Away We Go is directed by Sam Mendes, but you’d never guess that this scruffy comedy was by the same guy whose previous dramas Revolutionary Road and Road to Perdition were as meticulously arranged as any fashion show and about as spontaneous. This movie begins with Burt (John Krasinski) performing oral sex on his longtime girlfriend Verona (Maya Rudolph).
Mendes films this with his trademark delicacy, and in this context it’s funny: the angle of the shot, the conversation that takes place between Verona and Burt’s head (which is covered up by bedclothes), and Verona’s unexpected reaction when Burt suggests she might be pregnant. That sets the tone for this antic, occasionally annoying film that nevertheless stands as the best thing Mendes has ever made.
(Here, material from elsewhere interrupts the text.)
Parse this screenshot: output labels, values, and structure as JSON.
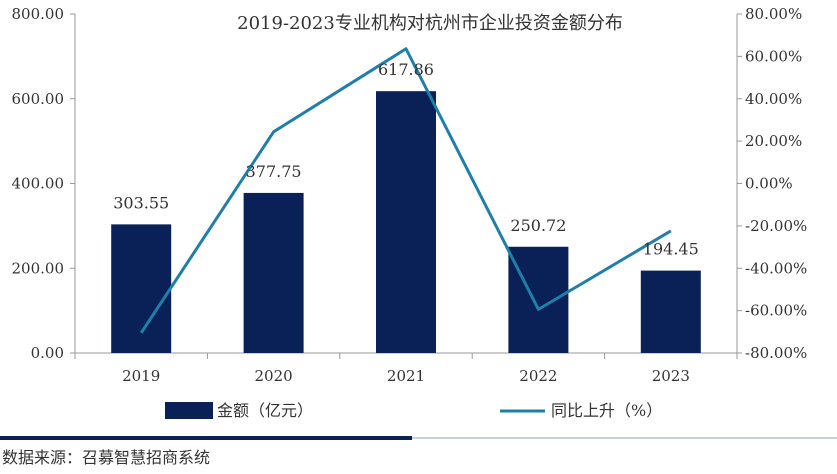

The story picks up later, with Verona six months into her pregnancy, though the running joke is that she’s so huge that everyone thinks she’s eight or nine months along. When Burt’s parents (Jeff Daniels and Catherine O’Hara) arbitrarily decide to move to Belgium, the couple realizes that they’re lucky enough to have jobs that can be done from anywhere. (He sells insurance futures, she draws illustrations for medical textbooks.) Free to relocate wherever they choose, they crisscross the continent looking up old friends and relatives while trying to decide whether they’d be happiest raising their child in Phoenix, Tucson, Madison, Montreal, or Miami. More than that, they’re both looking for some sort of direction to their lives, and they’re not sure whether having a baby will give them that. Verona seems marginally more aware of the fact that they’re drifting through their lives and wonders aloud, “Are we fuck-ups?”
The script is by married novelists/first-time screenwriters Dave Eggers and Vendela Vida – she wrote And Now You Can Go and Let the Northern Lights Erase Your Name, and I believe he’s written a few things, too. The construction of the story is episodic, with each section of the film labeled according to the couple’s location. The first two are as broad as any sitcom and give you a misleading idea of what’s in store. In Arizona, the couple endures the hospitality of a hard-drinking friend (Allison Janney) whose genial façade soon gives way to openly insulting her sad-sack husband (Jim Gaffigan) and overweight kids.
There’s an even more off-key interlude with Maggie Gyllenhaal portraying LN (pronounced “Ellen”), a smothering academic New Age mom who flips out when Burt tries to give her the gift of a baby stroller. (“I love my babies! Why would I want to push them away from me?”) Burt and Verona pay back LN for her condescending treatment in a very funny way, but the depiction of LN’s approach to childrearing is cartoonish, and Gyllenhaal isn’t suited to the type of acting needed here. These chapters leave you wondering how people as nice as Burt and Verona wound up with such horrible friends.
It’s only when Burt and Verona reach Montreal and reconnect with their much nicer married college pals, Tom and Munch (Chris Messina and Melanie Lynskey), that the movie gains real traction. Burt and Verona’s insular hipness is brought up short by Tom and Munch’s ongoing inability to have children of their own, and the writers hauntingly portray the hole that this creates in the other couple’s lives that nothing will ever fill, not even their four adopted kids whom they shower with affection. The actors give wrenching performances here, and Messina has a monologue in a karaoke club that’ll stay with you.
This leads into a remarkable scene on a backyard trampoline where Burt and Verona reaffirm their commitment to each other and their unborn child. Krasinski sports a full beard and glasses, which makes him look quite a bit older than he does on The Office. He gives his usual charmingly gawky performance here, and nowhere is he funnier or more winning than when Burt’s soothing a distraught Verona over her pregnancy weight. (“I’ll still love you if you’re so fat that I can’t find your vagina!”) The real revelation, though, is Rudolph, whose work here bears little resemblance to her freaked-out Saturday Night Live impressions of Donatella Versace and Whitney Houston. She’s quietly magnetic in her portrayal of this soft but resilient woman, and she provides the movie’s most moving moment at the very end, when Verona dissolves into tears of joy upon finding the right place to make a home. It’s a perfect way to end this imperfect movie. Away We Go may only be half of a great film, but I’ll take that over a whole mediocre film any day.